The video is a little rough-looking in some of the episodes, with a lot of grain. Not all episodes are as bad. “Dennis the Menace” is presented in 1.33:1 aspect ratio, in black and white.
The audio is a nothing-fancy Dolby Digital Mono in English.
There are no other bonus features this season.
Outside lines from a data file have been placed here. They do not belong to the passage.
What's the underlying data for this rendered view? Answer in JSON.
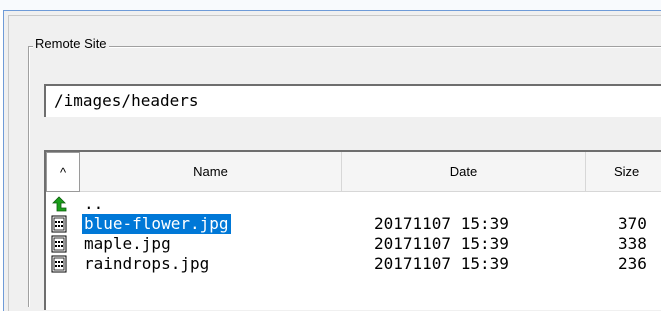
{
  "remote_site": {
    "group_title": "Remote Site",
    "path": "/images/headers"
  },
  "file_list": {
    "columns": {
      "sort": "^",
      "name": "Name",
      "date": "Date",
      "size": "Size"
    },
    "parent": {
      "name": "..",
      "icon": "up-arrow-icon"
    },
    "files": [
      {
        "name": "blue-flower.jpg",
        "date": "20171107 15:39",
        "size": "370",
        "selected": true,
        "icon": "image-file-icon"
      },
      {
        "name": "maple.jpg",
        "date": "20171107 15:39",
        "size": "338",
        "selected": false,
        "icon": "image-file-icon"
      },
      {
        "name": "raindrops.jpg",
        "date": "20171107 15:39",
        "size": "236",
        "selected": false,
        "icon": "image-file-icon"
      }
    ]
  },
  "colors": {
    "selection": "#0078d7",
    "window_border": "#6f9bd8",
    "up_arrow": "#1a9e1a"
  }
}
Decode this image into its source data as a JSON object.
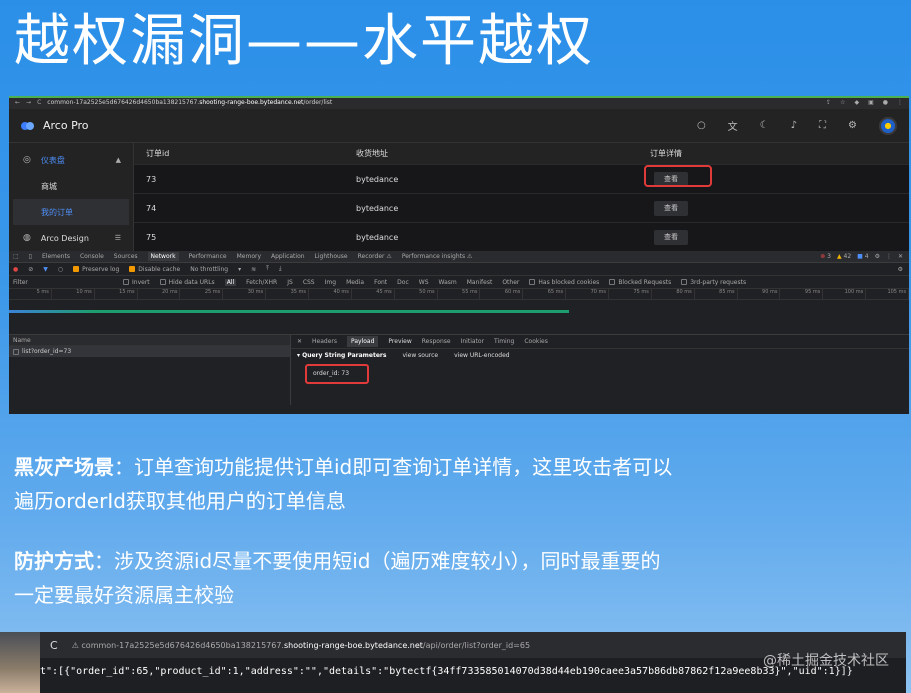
{
  "slide": {
    "title": "越权漏洞——水平越权",
    "scenario_label": "黑灰产场景",
    "scenario_line1": "：订单查询功能提供订单id即可查询订单详情，这里攻击者可以",
    "scenario_line2": "遍历orderId获取其他用户的订单信息",
    "protect_label": "防护方式",
    "protect_line1": "：涉及资源id尽量不要使用短id（遍历难度较小），同时最重要的",
    "protect_line2": "一定要最好资源属主校验"
  },
  "browser1": {
    "url_prefix": "common-17a2525e5d676426d4650ba138215767.",
    "url_host": "shooting-range-boe.bytedance.net",
    "url_path": "/order/list",
    "app": {
      "brand": "Arco Pro",
      "sidebar": [
        {
          "label": "仪表盘"
        },
        {
          "label": "商城"
        },
        {
          "label": "我的订单"
        },
        {
          "label": "Arco Design"
        }
      ],
      "columns": [
        "订单id",
        "收货地址",
        "订单详情"
      ],
      "rows": [
        {
          "id": "73",
          "address": "bytedance",
          "action": "查看"
        },
        {
          "id": "74",
          "address": "bytedance",
          "action": "查看"
        },
        {
          "id": "75",
          "address": "bytedance",
          "action": "查看"
        }
      ]
    },
    "devtools": {
      "tabs": [
        "Elements",
        "Console",
        "Sources",
        "Network",
        "Performance",
        "Memory",
        "Application",
        "Lighthouse",
        "Recorder ⚠",
        "Performance insights ⚠"
      ],
      "status": {
        "errors": "3",
        "warnings": "42",
        "info": "4"
      },
      "toolbar": {
        "preserve_log": "Preserve log",
        "disable_cache": "Disable cache",
        "throttling": "No throttling"
      },
      "filter": {
        "label": "Filter",
        "invert": "Invert",
        "hide_data_urls": "Hide data URLs",
        "types": [
          "All",
          "Fetch/XHR",
          "JS",
          "CSS",
          "Img",
          "Media",
          "Font",
          "Doc",
          "WS",
          "Wasm",
          "Manifest",
          "Other"
        ],
        "blocked_cookies": "Has blocked cookies",
        "blocked_requests": "Blocked Requests",
        "third_party": "3rd-party requests"
      },
      "ticks": [
        "5 ms",
        "10 ms",
        "15 ms",
        "20 ms",
        "25 ms",
        "30 ms",
        "35 ms",
        "40 ms",
        "45 ms",
        "50 ms",
        "55 ms",
        "60 ms",
        "65 ms",
        "70 ms",
        "75 ms",
        "80 ms",
        "85 ms",
        "90 ms",
        "95 ms",
        "100 ms",
        "105 ms"
      ],
      "name_header": "Name",
      "request": "list?order_id=73",
      "detail_tabs": [
        "Headers",
        "Payload",
        "Preview",
        "Response",
        "Initiator",
        "Timing",
        "Cookies"
      ],
      "qs_title": "▾ Query String Parameters",
      "view_source": "view source",
      "view_url_encoded": "view URL-encoded",
      "param": "order_id: 73"
    }
  },
  "browser2": {
    "url_prefix": "common-17a2525e5d676426d4650ba138215767.",
    "url_host": "shooting-range-boe.bytedance.net",
    "url_path": "/api/order/list?order_id=65",
    "body": "t\":[{\"order_id\":65,\"product_id\":1,\"address\":\"\",\"details\":\"bytectf{34ff733585014070d38d44eb190caee3a57b86db87862f12a9ee8b33}\",\"uid\":1}]}"
  },
  "watermark": "@稀土掘金技术社区"
}
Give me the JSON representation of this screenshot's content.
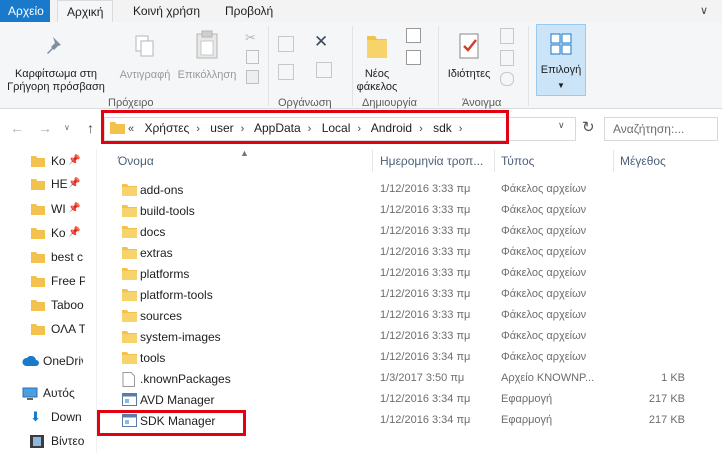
{
  "ribbon_tabs": {
    "file": "Αρχείο",
    "home": "Αρχική",
    "share": "Κοινή χρήση",
    "view": "Προβολή"
  },
  "ribbon": {
    "pin_quick_access": "Καρφίτσωμα στη Γρήγορη πρόσβαση",
    "copy": "Αντιγραφή",
    "paste": "Επικόλληση",
    "clipboard_group": "Πρόχειρο",
    "organize_group": "Οργάνωση",
    "new_folder": "Νέος φάκελος",
    "new_group": "Δημιουργία",
    "properties": "Ιδιότητες",
    "open_group": "Άνοιγμα",
    "select": "Επιλογή"
  },
  "address": {
    "prefix": "«",
    "crumbs": [
      "Χρήστες",
      "user",
      "AppData",
      "Local",
      "Android",
      "sdk"
    ],
    "search_placeholder": "Αναζήτηση:..."
  },
  "nav_pane": {
    "quick_items": [
      "Κο",
      "ΗΕ",
      "WI",
      "Κο",
      "best c",
      "Free P",
      "Taboo",
      "ΟΛΑ Τ"
    ],
    "onedrive": "OneDrive",
    "this_pc": "Αυτός",
    "downloads": "Down",
    "videos": "Βίντεο"
  },
  "columns": {
    "name": "Όνομα",
    "date": "Ημερομηνία τροπ...",
    "type": "Τύπος",
    "size": "Μέγεθος"
  },
  "files": [
    {
      "name": "add-ons",
      "date": "1/12/2016 3:33 πμ",
      "type": "Φάκελος αρχείων",
      "size": "",
      "icon": "folder-icon"
    },
    {
      "name": "build-tools",
      "date": "1/12/2016 3:33 πμ",
      "type": "Φάκελος αρχείων",
      "size": "",
      "icon": "folder-icon"
    },
    {
      "name": "docs",
      "date": "1/12/2016 3:33 πμ",
      "type": "Φάκελος αρχείων",
      "size": "",
      "icon": "folder-icon"
    },
    {
      "name": "extras",
      "date": "1/12/2016 3:33 πμ",
      "type": "Φάκελος αρχείων",
      "size": "",
      "icon": "folder-icon"
    },
    {
      "name": "platforms",
      "date": "1/12/2016 3:33 πμ",
      "type": "Φάκελος αρχείων",
      "size": "",
      "icon": "folder-icon"
    },
    {
      "name": "platform-tools",
      "date": "1/12/2016 3:33 πμ",
      "type": "Φάκελος αρχείων",
      "size": "",
      "icon": "folder-icon"
    },
    {
      "name": "sources",
      "date": "1/12/2016 3:33 πμ",
      "type": "Φάκελος αρχείων",
      "size": "",
      "icon": "folder-icon"
    },
    {
      "name": "system-images",
      "date": "1/12/2016 3:33 πμ",
      "type": "Φάκελος αρχείων",
      "size": "",
      "icon": "folder-icon"
    },
    {
      "name": "tools",
      "date": "1/12/2016 3:34 πμ",
      "type": "Φάκελος αρχείων",
      "size": "",
      "icon": "folder-icon"
    },
    {
      "name": ".knownPackages",
      "date": "1/3/2017 3:50 πμ",
      "type": "Αρχείο KNOWNP...",
      "size": "1 KB",
      "icon": "file-icon"
    },
    {
      "name": "AVD Manager",
      "date": "1/12/2016 3:34 πμ",
      "type": "Εφαρμογή",
      "size": "217 KB",
      "icon": "app-icon"
    },
    {
      "name": "SDK Manager",
      "date": "1/12/2016 3:34 πμ",
      "type": "Εφαρμογή",
      "size": "217 KB",
      "icon": "app-icon"
    }
  ],
  "colors": {
    "accent": "#1979ca",
    "folder": "#f2c14e",
    "highlight": "#e3000f"
  }
}
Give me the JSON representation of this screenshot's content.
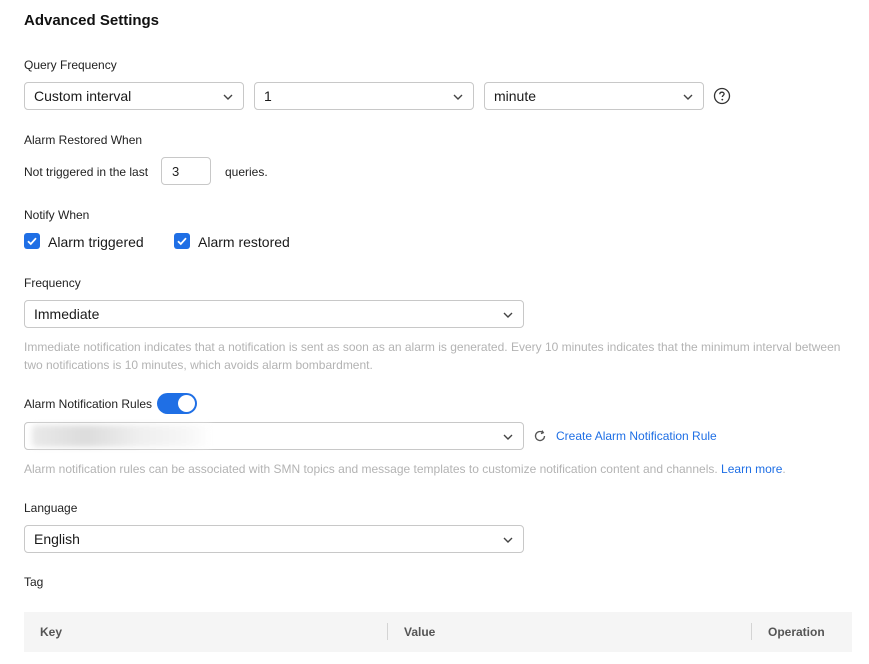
{
  "section_title": "Advanced Settings",
  "query_frequency": {
    "label": "Query Frequency",
    "type_value": "Custom interval",
    "count_value": "1",
    "unit_value": "minute",
    "help_icon": "question-circle-icon"
  },
  "alarm_restored": {
    "label": "Alarm Restored When",
    "prefix": "Not triggered in the last",
    "value": "3",
    "suffix": "queries."
  },
  "notify_when": {
    "label": "Notify When",
    "options": [
      {
        "label": "Alarm triggered",
        "checked": true
      },
      {
        "label": "Alarm restored",
        "checked": true
      }
    ]
  },
  "frequency": {
    "label": "Frequency",
    "value": "Immediate",
    "help_line1": "Immediate notification indicates that a notification is sent as soon as an alarm is generated. Every 10 minutes indicates that the minimum interval between",
    "help_line2": "two notifications is 10 minutes, which avoids alarm bombardment."
  },
  "notification_rules": {
    "label": "Alarm Notification Rules",
    "enabled": true,
    "refresh_icon": "refresh-icon",
    "create_link": "Create Alarm Notification Rule",
    "help_text": "Alarm notification rules can be associated with SMN topics and message templates to customize notification content and channels.",
    "learn_more": "Learn more",
    "learn_more_suffix": "."
  },
  "language": {
    "label": "Language",
    "value": "English"
  },
  "tag": {
    "label": "Tag",
    "columns": [
      "Key",
      "Value",
      "Operation"
    ]
  },
  "colors": {
    "accent": "#1f6fe5",
    "help_text": "#b3b3b3",
    "border": "#c8c8c8",
    "table_header_bg": "#f5f5f5"
  }
}
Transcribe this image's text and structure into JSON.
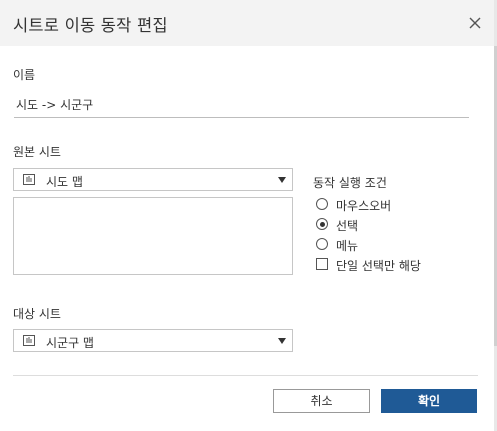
{
  "dialog": {
    "title": "시트로 이동 동작 편집"
  },
  "name_section": {
    "label": "이름",
    "value": "시도 -> 시군구"
  },
  "source_section": {
    "label": "원본 시트",
    "selected": "시도 맵"
  },
  "run_condition": {
    "label": "동작 실행 조건",
    "options": [
      "마우스오버",
      "선택",
      "메뉴"
    ],
    "selected": "선택",
    "single_select_label": "단일 선택만 해당",
    "single_select_checked": false
  },
  "target_section": {
    "label": "대상 시트",
    "selected": "시군구 맵"
  },
  "buttons": {
    "cancel": "취소",
    "ok": "확인"
  },
  "colors": {
    "header_bg": "#f3f3f3",
    "primary": "#1f5a96",
    "border": "#c6c6c6"
  },
  "icons": {
    "close": "close-icon",
    "sheet": "sheet-icon",
    "dropdown": "chevron-down-icon"
  }
}
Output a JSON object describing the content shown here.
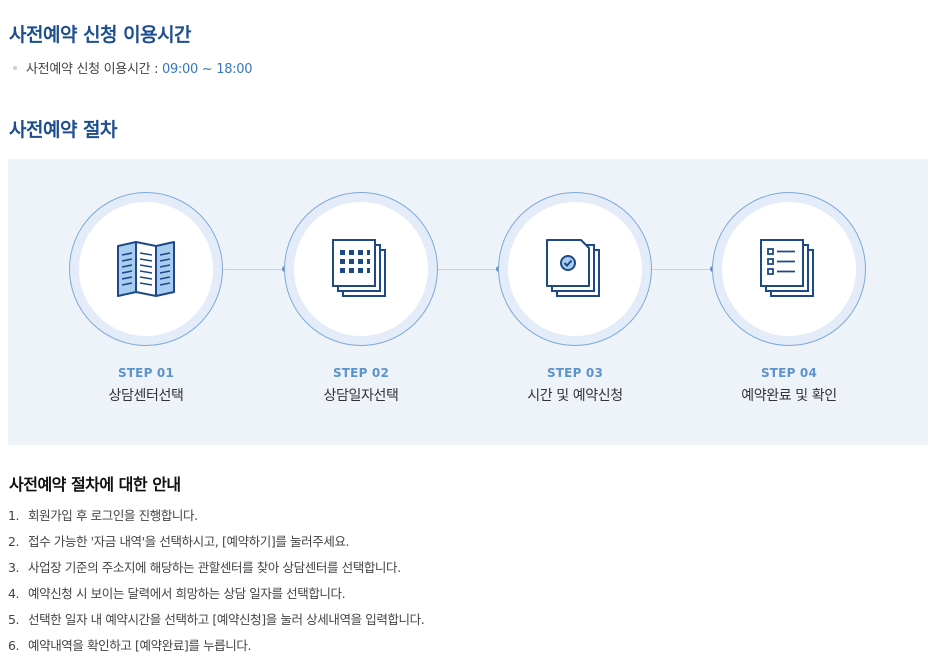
{
  "section_hours": {
    "title": "사전예약 신청 이용시간",
    "item_label": "사전예약 신청 이용시간 : ",
    "item_time": "09:00 ~ 18:00"
  },
  "section_steps": {
    "title": "사전예약 절차",
    "steps": [
      {
        "num": "STEP 01",
        "label": "상담센터선택",
        "icon": "open-book-icon"
      },
      {
        "num": "STEP 02",
        "label": "상담일자선택",
        "icon": "calendar-grid-icon"
      },
      {
        "num": "STEP 03",
        "label": "시간 및 예약신청",
        "icon": "document-check-icon"
      },
      {
        "num": "STEP 04",
        "label": "예약완료 및 확인",
        "icon": "checklist-icon"
      }
    ]
  },
  "guide": {
    "title": "사전예약 절차에 대한 안내",
    "items": [
      {
        "num": "1.",
        "text": "회원가입 후 로그인을 진행합니다."
      },
      {
        "num": "2.",
        "text": "접수 가능한 '자금 내역'을 선택하시고, [예약하기]를 눌러주세요."
      },
      {
        "num": "3.",
        "text": "사업장 기준의 주소지에 해당하는 관할센터를 찾아 상담센터를 선택합니다."
      },
      {
        "num": "4.",
        "text": "예약신청 시 보이는 달력에서 희망하는 상담 일자를 선택합니다."
      },
      {
        "num": "5.",
        "text": "선택한 일자 내 예약시간을 선택하고 [예약신청]을 눌러 상세내역을 입력합니다."
      },
      {
        "num": "6.",
        "text": "예약내역을 확인하고 [예약완료]를 누릅니다."
      }
    ]
  },
  "colors": {
    "heading": "#1d4e8e",
    "accent": "#3a76c0",
    "panel_bg": "#eef3fa",
    "icon_stroke": "#1d4a86",
    "icon_fill": "#a8cdf0"
  }
}
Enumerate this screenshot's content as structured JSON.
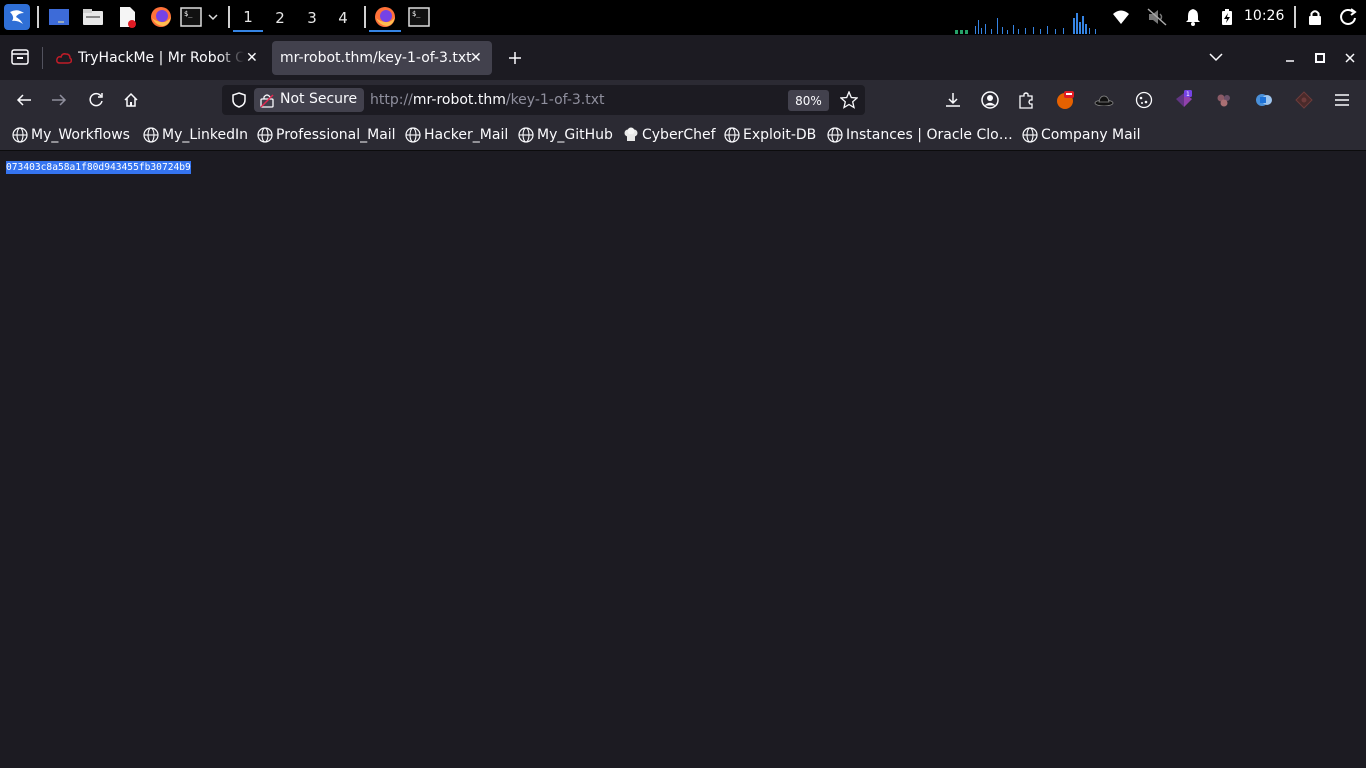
{
  "taskbar": {
    "workspaces": [
      "1",
      "2",
      "3",
      "4"
    ],
    "active_workspace": "1",
    "clock": "10:26"
  },
  "tabs": [
    {
      "title": "TryHackMe | Mr Robot CTF",
      "active": false
    },
    {
      "title": "mr-robot.thm/key-1-of-3.txt",
      "active": true
    }
  ],
  "navbar": {
    "security_label": "Not Secure",
    "url_scheme": "http://",
    "url_host": "mr-robot.thm",
    "url_path": "/key-1-of-3.txt",
    "zoom": "80%"
  },
  "bookmarks": [
    {
      "label": "My_Workflows",
      "icon": "globe-icon"
    },
    {
      "label": "My_LinkedIn",
      "icon": "globe-icon"
    },
    {
      "label": "Professional_Mail",
      "icon": "globe-icon"
    },
    {
      "label": "Hacker_Mail",
      "icon": "globe-icon"
    },
    {
      "label": "My_GitHub",
      "icon": "globe-icon"
    },
    {
      "label": "CyberChef",
      "icon": "chef-icon"
    },
    {
      "label": "Exploit-DB",
      "icon": "globe-icon"
    },
    {
      "label": "Instances | Oracle Clo…",
      "icon": "globe-icon"
    },
    {
      "label": "Company Mail",
      "icon": "globe-icon"
    }
  ],
  "content": {
    "text": "073403c8a58a1f80d943455fb30724b9"
  },
  "colors": {
    "accent": "#3584e4",
    "selection": "#3574f0",
    "toolbar_bg": "#2b2a33",
    "page_bg": "#1c1b22"
  }
}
Introduced the end of Season 3 after Kearns died, Gale Gordon takes over this final season as John Wilson, a freelance writer whose projects get him in almost as much trouble as his brother, George. Unfortunately, the chemistry between North and Gordon just isn’t the same as it was with Kearns, and North seems to have outgrown the role this season. But fans will still want to pick this one up to complete their collections.